细菌染色体的分离是由分裂蛋白（ParAB）广泛介导的。ParB通过识别被称为parS位点的短回文序列特异性地结合DNA， ParA利用其atp酶活性来产生转移ParB - DNA核蛋白复合物（segrosome）的力。segrosome的组装需要ParB与parS的结合，然后是蛋白质沿着DNA的非特异性扩散。为了在DNA上扩散，ParB二聚体必须捕获复合物内的parS位点，这一过程是由CTP结合保守的GERR氨基酸基序触发的。链霉菌是一种生活在土壤中的多基因组细菌，具有复杂的生命周期，在产孢菌丝的生长过程中开始了parb依赖性染色体分配。然而，链霉菌中凝体形成的分子机制及其与产孢发育协调的能力仍不完全清楚。在本研究中，我们通过探索CTP结合和水解对coelicolor链霉菌中分配复合物形成的影响，促进了对细菌染色体分离的认识。
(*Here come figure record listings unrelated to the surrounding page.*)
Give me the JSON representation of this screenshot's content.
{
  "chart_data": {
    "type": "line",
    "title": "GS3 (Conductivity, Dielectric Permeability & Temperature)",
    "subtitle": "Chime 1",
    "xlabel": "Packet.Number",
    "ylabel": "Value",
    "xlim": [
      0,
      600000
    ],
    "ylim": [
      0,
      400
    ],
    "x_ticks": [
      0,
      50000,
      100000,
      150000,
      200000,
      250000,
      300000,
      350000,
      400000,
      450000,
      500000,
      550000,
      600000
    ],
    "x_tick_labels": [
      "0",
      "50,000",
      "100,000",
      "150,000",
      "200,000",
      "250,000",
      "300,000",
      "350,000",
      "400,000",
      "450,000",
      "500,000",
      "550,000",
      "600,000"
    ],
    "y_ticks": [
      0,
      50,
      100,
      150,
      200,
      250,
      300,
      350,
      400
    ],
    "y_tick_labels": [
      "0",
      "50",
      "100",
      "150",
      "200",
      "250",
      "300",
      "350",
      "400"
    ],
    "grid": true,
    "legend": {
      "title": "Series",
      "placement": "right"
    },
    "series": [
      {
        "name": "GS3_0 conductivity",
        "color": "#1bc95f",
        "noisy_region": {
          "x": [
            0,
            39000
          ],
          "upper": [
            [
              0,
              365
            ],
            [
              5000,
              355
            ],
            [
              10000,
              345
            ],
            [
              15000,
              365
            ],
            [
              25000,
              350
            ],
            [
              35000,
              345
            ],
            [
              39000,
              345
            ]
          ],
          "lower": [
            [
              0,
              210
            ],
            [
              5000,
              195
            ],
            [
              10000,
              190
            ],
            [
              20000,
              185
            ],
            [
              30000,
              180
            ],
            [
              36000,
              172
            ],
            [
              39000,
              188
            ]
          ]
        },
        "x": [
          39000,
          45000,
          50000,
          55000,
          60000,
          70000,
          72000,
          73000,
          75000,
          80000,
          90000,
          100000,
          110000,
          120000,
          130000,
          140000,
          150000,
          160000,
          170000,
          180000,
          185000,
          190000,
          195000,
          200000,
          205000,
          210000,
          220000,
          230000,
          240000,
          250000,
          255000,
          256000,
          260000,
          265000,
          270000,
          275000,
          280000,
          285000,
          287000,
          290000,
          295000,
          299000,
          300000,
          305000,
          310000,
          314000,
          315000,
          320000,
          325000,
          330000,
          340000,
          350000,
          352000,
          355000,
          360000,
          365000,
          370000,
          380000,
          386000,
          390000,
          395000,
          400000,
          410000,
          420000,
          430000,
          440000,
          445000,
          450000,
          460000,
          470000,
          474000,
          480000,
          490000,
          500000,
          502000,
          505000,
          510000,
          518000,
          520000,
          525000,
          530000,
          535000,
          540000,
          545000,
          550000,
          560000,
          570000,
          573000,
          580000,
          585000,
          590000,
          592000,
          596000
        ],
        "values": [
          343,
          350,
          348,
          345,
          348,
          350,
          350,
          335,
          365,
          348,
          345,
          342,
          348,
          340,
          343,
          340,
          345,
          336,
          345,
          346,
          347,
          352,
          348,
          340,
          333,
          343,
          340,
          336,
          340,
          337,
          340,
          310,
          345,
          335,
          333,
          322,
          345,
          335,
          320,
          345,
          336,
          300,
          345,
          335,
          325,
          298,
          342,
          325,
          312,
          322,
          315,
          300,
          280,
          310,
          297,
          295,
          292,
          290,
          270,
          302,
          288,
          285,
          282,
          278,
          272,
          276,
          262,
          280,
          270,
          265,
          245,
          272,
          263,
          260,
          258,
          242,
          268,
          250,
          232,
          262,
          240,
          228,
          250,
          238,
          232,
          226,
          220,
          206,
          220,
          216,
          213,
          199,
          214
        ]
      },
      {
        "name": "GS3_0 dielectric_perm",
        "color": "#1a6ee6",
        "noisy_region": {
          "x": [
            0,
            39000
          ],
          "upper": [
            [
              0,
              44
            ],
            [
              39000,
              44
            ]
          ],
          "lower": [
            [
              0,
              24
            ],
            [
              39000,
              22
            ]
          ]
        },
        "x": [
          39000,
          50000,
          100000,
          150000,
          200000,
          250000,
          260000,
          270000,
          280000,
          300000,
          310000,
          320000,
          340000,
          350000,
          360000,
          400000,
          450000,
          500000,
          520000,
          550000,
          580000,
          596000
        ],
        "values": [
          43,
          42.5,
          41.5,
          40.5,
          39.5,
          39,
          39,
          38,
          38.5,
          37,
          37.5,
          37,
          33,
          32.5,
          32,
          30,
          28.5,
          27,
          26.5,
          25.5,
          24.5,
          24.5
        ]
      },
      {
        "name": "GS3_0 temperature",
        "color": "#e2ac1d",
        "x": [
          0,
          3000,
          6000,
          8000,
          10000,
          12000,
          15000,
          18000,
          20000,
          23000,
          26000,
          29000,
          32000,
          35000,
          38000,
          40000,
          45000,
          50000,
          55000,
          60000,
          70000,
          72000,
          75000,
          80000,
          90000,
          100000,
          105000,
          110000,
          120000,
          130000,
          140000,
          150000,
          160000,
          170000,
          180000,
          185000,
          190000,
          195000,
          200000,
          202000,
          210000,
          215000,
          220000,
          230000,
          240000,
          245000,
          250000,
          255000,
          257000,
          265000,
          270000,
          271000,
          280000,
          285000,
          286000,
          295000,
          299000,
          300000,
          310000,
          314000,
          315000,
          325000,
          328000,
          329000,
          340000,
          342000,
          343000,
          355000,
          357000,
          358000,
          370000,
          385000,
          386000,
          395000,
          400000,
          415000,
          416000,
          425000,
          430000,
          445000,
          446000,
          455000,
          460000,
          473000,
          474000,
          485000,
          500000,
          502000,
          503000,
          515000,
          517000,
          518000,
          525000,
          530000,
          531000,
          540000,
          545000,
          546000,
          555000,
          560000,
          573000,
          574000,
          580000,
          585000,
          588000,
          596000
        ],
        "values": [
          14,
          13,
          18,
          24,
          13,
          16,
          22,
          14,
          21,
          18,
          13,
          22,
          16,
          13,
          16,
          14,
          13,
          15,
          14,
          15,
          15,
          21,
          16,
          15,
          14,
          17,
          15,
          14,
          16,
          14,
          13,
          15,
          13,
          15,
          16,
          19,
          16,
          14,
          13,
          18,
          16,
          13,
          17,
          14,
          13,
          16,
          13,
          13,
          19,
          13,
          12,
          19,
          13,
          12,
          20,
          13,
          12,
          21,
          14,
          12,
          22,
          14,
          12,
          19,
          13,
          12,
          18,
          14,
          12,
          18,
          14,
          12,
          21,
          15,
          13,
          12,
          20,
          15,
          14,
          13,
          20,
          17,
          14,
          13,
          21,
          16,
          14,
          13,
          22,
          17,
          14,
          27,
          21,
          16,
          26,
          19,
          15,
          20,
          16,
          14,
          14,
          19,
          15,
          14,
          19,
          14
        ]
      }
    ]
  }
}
在这里，通过体外方法，我们证明了一个保守的GERR基序对于S. coelicolor ParB的CTP结合和水解是必不可少的。此外，该基序对于ctp依赖性ParB在DNA上的积累至关重要。利用突变株，我们展示了GERR基序对凝体复合体组装的重要性。此外，我们提供的数据表明，ctp结合基序有助于调控产孢细胞的生长。总的来说，我们发现ctp依赖的segrosome组装影响了S. colcolcolor孢原细胞的发育。

本文章由计算机程序翻译，如有差异，请以英文原文为准。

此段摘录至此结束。